Cliff dweller's bow. The oldest aboriginal American bow (pl. 8), that came under our observation is one obtained from the cliff dwellings of Arizona. The cir­cumstances of its discovery are unknown. It probably represents a type of bow used in pre-Columbian times and possibly is over one thousand years old. The work­manship on this bow is excellent. It is a juniper stave 4 feet 9½inches long, slightly reflexed at the handle. It shows signs of long usage and is chafed at the left, above the handgrip, where the arrow crossed it in pass­age. It is bound at the center with a buckskin thong and apparently is padded slightly with red woodpecker feathers. At the upper and lower edges of the handgrip these feathers project a short distance beyond the bind­ing. At short intervals, up and down the limbs, there is a narrow sinew binding but no evidence of backing.

The nocks are simple truncated cones of a different color than the wood, suggesting that a leather nock or binding kept the string in place. A cross-section of the bow is quadrilateral, slightly rounded on back and belly. At the handgrip, the width is 1 5/16 inches, thickness, ¾; at the mid-limb, 1 3/16 by⅝ inches; at the nock, ½ by ⅜ of an inch. Its strength certainly does not exceed 50 pounds. Of course it is impossible to shoot this speci­men. It has a recent fracture in the upper limb, suggest­ing that some one had made some attempt to shoot it. I doubt that such a bow could shoot more than 200 yards. Two arrows (pl. 8) were found with this bow and will be described later.

King Philip's bow. In the Peabody Museum of Harvard University is a specimen of a North American Indian[8] bow which represents the type of weapon used by the natives of New England in the year 1660 A.D. This weapon has been referred to as King Philip's bow. Through Professor Kroeber it was possible to obtain an outline drawing[9] of this specimen and exact measure­ments.

There is no string and no backing on the bow. It is a simple stave, square in the handle, flat in the limbs, and having small, short, bilateral or shoulder nocks.

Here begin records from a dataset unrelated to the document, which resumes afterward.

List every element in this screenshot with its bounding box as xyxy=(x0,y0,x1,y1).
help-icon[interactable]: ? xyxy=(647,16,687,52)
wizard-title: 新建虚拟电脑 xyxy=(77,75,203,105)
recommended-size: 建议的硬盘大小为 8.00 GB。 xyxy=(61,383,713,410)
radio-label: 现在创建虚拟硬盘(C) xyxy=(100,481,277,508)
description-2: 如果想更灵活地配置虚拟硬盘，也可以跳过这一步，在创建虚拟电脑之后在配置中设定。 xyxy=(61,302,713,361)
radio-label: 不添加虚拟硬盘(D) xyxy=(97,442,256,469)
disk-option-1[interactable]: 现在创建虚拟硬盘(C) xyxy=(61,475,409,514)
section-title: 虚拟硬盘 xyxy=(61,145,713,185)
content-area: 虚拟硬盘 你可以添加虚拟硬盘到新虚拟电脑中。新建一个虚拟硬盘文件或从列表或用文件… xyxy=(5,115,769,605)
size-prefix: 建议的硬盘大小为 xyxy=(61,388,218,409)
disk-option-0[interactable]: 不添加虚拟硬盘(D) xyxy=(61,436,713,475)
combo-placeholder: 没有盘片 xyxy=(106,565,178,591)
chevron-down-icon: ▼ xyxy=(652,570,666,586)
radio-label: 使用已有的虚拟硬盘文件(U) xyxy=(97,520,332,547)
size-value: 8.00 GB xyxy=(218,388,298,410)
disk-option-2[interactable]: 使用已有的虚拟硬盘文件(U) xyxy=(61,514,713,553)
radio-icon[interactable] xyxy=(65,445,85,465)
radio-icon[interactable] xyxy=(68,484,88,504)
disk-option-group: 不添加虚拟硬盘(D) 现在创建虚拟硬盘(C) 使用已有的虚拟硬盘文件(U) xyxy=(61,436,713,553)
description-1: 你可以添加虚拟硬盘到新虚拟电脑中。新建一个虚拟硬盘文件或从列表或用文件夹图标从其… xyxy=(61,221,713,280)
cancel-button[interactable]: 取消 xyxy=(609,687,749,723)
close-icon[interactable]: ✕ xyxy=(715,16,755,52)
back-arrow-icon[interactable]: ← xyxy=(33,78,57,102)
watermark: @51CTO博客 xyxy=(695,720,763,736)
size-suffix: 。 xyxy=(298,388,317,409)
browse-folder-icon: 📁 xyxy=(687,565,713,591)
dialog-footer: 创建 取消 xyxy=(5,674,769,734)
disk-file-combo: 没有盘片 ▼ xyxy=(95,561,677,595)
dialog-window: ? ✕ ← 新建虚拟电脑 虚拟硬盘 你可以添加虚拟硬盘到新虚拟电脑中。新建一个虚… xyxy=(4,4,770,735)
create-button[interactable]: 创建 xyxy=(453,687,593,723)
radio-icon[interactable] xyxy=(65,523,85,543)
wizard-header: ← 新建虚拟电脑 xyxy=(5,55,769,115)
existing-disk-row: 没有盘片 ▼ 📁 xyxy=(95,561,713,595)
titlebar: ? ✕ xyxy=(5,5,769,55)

Securing a very dense grained, well seasoned red hickory stave, I constructed a bow exactly according to the outline scale and the given dimensions. This replica, when drawn 28 inches, weighs 46 pounds. It shoots the flight arrow 173 yards. It is soft and pleasant to shoot, and could do effective work either as a hunting or war implement. In many ways it resembles the bow of the California Indian with its flat, wide limbs and narrow waist. It would be improved had it reflexed extremities and heavy sinew backing, but the original gives no sug­gestion of these features.